Retro Rental: 'Goodfellas'James Rocchi |
[Each week, inspired by what's in theaters or in the news or even just by random firings of neurons, 'Retro Rental,' by film critic James Rocchi, looks at an older film on disc or download that links up to the here-and-now ...]
Henry Hill died this week at 69; like Mark Felt, Hill's an interesting case in American public life, where we know much more about Hill (or Felt, better known as Deep Throat) and their lives from one fictional version of their life than we know about them from their real exploits. If I say "Henry Hill" to you, you probably say "Who?" If I say "You know, the Ray Liotta character from 'Goodfellas,'" you know exactly who I'm talking about, and, if you're a fan, mention something about having to go across town to get the red sauce.
And that's the power of a great film -- Scorsese's 'Goodfellas' may be loosely taken from the true story of Hill, but the fiction is better-known than the fact, and as 'The Man who Shot Liberty Valance' notes, when you have to choose between the truth and the legend, we often choose the legend. Hill was a lifelong mafioso who helped engineer some big heists and brutal beatings; at the end of the day, though, he became a turncoat, broke the code of silence to the Feds and went into the witness protection program, which he was a spectacular failure at.
But we don't need to know too much about Hill's life when the Scorsese version -- co-written by Scorsese and Nicholas Pileggi, it's a hyper-condensed version of mob life, what happens when a kid who grows up with mobsters as heroes on the big screen and in his life enters the Mafia and finds out what it's really like, the traditional gangster film rise-and-fall narrative redeemed and re-created by how Scorsese shoots the ecstasy of the rise (long, swooning hand-held camerawork guides us through the side entrance and into a front row seat) and the agony of the fall (quick-cut scenes of ugly obligations and frantic activity shown with coke-snort fast editing and a motormouthed monologue by Liotta as Hill). The weed of crime, they say, bears bitter fruit but, for a while, it's the sweetest-tasting thing Henry Hill's ever wanted.

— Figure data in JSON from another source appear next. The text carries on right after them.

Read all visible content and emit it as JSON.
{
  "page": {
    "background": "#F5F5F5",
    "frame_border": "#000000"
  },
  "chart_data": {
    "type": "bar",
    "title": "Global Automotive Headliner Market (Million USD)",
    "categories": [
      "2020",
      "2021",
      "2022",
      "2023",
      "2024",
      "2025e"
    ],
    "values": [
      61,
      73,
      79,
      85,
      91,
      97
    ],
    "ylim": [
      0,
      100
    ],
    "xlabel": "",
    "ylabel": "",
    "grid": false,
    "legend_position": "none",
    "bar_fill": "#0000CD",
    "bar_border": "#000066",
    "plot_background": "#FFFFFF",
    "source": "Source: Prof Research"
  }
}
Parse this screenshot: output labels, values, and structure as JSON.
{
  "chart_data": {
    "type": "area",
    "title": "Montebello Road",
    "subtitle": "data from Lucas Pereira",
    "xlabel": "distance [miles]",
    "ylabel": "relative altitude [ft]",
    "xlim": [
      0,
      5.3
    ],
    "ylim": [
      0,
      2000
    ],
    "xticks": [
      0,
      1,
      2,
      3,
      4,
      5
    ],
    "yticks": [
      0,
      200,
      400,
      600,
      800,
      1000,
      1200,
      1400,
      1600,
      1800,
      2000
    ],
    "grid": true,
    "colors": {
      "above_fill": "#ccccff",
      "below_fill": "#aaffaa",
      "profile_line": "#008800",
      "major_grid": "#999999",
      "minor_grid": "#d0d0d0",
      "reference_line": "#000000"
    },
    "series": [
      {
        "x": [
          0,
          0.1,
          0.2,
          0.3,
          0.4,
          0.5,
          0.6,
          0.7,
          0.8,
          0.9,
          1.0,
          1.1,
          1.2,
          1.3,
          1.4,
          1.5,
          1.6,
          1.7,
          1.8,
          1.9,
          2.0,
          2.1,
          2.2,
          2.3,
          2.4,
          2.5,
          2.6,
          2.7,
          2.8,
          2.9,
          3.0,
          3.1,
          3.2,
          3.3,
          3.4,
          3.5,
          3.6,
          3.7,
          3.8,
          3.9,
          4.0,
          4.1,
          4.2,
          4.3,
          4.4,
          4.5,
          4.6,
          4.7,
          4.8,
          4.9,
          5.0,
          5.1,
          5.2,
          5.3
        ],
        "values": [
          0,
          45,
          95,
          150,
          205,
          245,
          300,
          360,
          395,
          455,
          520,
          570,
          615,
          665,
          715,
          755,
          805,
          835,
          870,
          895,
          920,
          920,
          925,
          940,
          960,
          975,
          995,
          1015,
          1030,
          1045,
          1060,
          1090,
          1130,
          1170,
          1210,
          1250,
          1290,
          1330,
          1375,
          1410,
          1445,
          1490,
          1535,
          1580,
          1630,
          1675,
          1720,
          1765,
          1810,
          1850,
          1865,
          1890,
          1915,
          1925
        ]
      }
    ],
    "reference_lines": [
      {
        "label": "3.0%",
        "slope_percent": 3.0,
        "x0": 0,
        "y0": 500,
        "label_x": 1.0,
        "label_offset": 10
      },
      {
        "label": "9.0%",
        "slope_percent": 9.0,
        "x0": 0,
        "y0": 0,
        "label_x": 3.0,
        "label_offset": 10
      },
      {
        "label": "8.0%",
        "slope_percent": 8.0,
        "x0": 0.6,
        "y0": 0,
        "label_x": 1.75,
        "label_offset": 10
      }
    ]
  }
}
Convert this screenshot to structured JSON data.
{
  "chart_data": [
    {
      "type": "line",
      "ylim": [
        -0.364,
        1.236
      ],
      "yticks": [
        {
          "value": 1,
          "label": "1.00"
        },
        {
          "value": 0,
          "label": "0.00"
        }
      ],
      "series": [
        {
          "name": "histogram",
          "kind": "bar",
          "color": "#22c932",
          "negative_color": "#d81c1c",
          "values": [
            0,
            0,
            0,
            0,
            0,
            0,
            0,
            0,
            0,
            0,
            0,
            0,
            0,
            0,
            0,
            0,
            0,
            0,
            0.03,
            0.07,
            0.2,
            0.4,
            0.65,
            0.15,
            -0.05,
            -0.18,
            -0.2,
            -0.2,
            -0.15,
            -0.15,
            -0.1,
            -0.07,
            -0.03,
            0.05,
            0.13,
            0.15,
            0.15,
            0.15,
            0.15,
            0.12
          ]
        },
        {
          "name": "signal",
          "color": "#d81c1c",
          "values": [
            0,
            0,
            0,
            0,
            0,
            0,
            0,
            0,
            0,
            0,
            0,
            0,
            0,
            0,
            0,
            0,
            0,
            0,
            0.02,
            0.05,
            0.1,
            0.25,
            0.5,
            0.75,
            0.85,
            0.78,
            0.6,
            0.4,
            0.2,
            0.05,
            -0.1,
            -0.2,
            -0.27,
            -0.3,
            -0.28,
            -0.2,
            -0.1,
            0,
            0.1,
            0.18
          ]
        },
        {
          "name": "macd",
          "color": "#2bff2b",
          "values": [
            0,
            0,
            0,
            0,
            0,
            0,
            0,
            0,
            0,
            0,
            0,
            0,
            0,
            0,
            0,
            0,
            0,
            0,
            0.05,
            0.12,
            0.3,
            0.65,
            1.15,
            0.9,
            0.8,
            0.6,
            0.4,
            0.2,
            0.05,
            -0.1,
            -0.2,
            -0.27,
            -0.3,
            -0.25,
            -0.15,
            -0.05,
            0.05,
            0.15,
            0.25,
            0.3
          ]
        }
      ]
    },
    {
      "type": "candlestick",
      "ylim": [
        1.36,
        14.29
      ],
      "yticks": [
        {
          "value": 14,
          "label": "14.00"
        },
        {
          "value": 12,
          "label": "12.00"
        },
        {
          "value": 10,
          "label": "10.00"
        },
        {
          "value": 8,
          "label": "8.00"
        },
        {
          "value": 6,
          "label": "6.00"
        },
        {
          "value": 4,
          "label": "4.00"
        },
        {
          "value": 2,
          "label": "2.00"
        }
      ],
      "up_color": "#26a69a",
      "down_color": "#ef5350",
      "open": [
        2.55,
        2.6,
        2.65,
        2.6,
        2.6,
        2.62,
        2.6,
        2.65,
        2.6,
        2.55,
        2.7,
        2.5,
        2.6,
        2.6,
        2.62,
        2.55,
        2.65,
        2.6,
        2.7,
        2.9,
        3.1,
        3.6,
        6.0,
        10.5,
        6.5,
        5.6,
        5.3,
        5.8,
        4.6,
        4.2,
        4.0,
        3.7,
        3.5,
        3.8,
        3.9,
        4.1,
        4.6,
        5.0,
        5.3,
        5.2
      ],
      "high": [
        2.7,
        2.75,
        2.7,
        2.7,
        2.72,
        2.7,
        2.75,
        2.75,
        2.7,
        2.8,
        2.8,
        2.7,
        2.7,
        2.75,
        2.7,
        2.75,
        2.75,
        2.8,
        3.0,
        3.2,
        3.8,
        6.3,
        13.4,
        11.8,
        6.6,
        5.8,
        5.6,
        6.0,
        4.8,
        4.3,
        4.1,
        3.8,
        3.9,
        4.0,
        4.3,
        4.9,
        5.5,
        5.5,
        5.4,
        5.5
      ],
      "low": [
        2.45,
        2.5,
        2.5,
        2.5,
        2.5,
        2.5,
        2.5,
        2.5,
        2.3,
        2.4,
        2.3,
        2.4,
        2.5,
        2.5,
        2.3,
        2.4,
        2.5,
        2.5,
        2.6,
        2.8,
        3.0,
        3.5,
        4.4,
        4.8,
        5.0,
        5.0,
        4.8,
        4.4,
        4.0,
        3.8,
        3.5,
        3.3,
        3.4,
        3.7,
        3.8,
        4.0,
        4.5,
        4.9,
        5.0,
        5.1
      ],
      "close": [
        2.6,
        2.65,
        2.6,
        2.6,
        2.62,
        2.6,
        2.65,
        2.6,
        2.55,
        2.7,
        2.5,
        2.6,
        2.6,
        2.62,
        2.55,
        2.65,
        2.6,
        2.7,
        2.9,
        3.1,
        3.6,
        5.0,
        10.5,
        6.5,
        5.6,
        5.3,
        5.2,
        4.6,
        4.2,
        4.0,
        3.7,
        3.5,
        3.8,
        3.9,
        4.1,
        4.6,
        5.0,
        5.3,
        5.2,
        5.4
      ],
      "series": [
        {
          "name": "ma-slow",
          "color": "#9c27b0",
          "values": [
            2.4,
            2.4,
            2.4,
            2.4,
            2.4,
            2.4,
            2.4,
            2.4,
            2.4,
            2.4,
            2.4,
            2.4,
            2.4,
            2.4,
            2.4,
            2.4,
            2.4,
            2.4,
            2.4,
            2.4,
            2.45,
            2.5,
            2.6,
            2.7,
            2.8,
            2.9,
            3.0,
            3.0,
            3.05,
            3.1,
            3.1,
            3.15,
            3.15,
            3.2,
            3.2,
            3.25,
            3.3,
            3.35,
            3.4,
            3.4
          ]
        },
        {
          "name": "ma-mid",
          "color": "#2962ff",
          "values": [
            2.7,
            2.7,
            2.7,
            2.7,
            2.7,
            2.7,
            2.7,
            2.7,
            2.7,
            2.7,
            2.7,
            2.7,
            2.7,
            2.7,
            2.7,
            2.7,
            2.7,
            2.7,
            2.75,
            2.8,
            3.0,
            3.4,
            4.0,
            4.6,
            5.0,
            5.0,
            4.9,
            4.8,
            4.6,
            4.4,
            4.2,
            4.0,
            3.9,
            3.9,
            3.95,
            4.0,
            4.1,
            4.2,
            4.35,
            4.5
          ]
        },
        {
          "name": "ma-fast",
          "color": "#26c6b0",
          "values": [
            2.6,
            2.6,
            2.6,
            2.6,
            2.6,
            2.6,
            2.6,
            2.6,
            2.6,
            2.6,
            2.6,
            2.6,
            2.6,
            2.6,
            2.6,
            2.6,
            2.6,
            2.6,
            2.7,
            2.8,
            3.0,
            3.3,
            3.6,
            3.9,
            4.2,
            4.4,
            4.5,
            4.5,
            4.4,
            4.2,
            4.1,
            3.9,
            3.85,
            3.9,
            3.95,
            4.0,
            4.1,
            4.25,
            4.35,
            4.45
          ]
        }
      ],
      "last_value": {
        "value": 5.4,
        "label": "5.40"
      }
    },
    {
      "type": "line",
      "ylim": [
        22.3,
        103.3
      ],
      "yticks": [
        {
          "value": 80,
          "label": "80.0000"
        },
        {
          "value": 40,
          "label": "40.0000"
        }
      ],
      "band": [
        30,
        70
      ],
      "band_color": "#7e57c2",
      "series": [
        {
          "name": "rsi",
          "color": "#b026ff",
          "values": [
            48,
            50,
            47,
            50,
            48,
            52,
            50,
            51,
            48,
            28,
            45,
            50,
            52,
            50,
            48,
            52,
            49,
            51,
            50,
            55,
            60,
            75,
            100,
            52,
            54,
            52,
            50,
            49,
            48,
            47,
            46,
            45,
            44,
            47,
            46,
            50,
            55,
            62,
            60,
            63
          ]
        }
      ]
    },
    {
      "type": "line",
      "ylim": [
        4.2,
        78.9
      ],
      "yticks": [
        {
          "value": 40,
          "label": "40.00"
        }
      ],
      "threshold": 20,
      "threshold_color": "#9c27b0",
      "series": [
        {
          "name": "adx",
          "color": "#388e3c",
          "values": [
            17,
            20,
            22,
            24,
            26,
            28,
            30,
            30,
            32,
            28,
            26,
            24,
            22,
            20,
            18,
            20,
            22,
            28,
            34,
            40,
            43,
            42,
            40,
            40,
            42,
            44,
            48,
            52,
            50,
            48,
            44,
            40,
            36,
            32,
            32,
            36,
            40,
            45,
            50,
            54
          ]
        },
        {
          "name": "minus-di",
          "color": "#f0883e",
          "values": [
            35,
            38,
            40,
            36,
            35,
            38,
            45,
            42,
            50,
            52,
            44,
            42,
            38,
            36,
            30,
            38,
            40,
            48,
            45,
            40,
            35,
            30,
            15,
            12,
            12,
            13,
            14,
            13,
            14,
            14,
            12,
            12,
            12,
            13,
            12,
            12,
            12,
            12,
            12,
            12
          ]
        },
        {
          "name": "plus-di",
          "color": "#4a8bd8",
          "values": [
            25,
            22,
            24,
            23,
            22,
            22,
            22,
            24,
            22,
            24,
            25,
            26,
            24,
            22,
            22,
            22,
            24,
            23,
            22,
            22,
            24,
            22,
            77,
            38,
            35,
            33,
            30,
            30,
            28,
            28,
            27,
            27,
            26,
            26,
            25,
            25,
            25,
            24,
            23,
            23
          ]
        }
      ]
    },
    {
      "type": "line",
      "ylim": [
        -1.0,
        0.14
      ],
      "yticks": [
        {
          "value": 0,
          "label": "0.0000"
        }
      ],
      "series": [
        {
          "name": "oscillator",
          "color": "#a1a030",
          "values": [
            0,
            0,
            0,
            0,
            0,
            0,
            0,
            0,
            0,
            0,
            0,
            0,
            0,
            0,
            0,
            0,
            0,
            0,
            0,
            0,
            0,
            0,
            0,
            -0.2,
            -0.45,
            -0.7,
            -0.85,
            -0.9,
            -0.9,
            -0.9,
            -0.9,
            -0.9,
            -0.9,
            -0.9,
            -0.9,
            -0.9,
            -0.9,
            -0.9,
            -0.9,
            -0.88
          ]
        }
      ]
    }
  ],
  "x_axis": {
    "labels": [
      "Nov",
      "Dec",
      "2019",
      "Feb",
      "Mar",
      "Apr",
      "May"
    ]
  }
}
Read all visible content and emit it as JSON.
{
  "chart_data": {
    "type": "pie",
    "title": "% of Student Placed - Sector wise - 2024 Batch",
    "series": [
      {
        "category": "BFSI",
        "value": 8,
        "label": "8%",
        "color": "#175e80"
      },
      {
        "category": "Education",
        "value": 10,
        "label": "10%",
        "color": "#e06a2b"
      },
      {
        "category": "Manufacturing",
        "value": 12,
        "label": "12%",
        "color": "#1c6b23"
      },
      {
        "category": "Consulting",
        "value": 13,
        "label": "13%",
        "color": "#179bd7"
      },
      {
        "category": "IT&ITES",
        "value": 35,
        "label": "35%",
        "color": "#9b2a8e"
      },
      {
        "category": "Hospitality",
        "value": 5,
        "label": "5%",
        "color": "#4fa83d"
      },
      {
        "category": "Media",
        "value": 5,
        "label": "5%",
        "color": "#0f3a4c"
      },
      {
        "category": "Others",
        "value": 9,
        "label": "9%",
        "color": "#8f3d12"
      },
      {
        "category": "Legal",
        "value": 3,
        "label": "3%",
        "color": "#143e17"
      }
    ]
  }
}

And again, who can say what the real Hill was like, especially when the movie-version of him we got from Liotta -- that glass-etching laugh, that dour, sour look of meanness and cruelty in the face of a cruel and mean world -- is so strong in our minds? Liotta himself noted of Hill's passing that "Although I played Henry Hill in the movie 'Goodfellas' I only met him a few short times so I can’t say I knew him but, I do know he lived a complicated life." None of us knew Henry Hill, but, thanks to Liotta and Scorsese, we feel like we do, which is often more important. Life is short, the saying says, and art is long-lived; with Henry Hill and 'Goodfellas,' it's more like how life is long and complicated while art -- specifically, film -- speeds by in a few hours with the highlights and the lowlights in the same golden blur.
'Goodfellas' will endure -- it's one of the great American films, never mind gangster films -- and for generations, people will have an idea of who Henry Hill was, without having to know that he would wind up dropping out of witness protection, fall on and off the wagon of sobriety, humiliate himself on Howard Stern and sell spaghetti sauce by mail with name recognition the only thing in his favor. Henry Hill died but "Henry Hill" lives, and for Hill, a man made and unmade by watching too many gangster movies and believing too many gangster myths, that seems like a suitably complicated epitaph.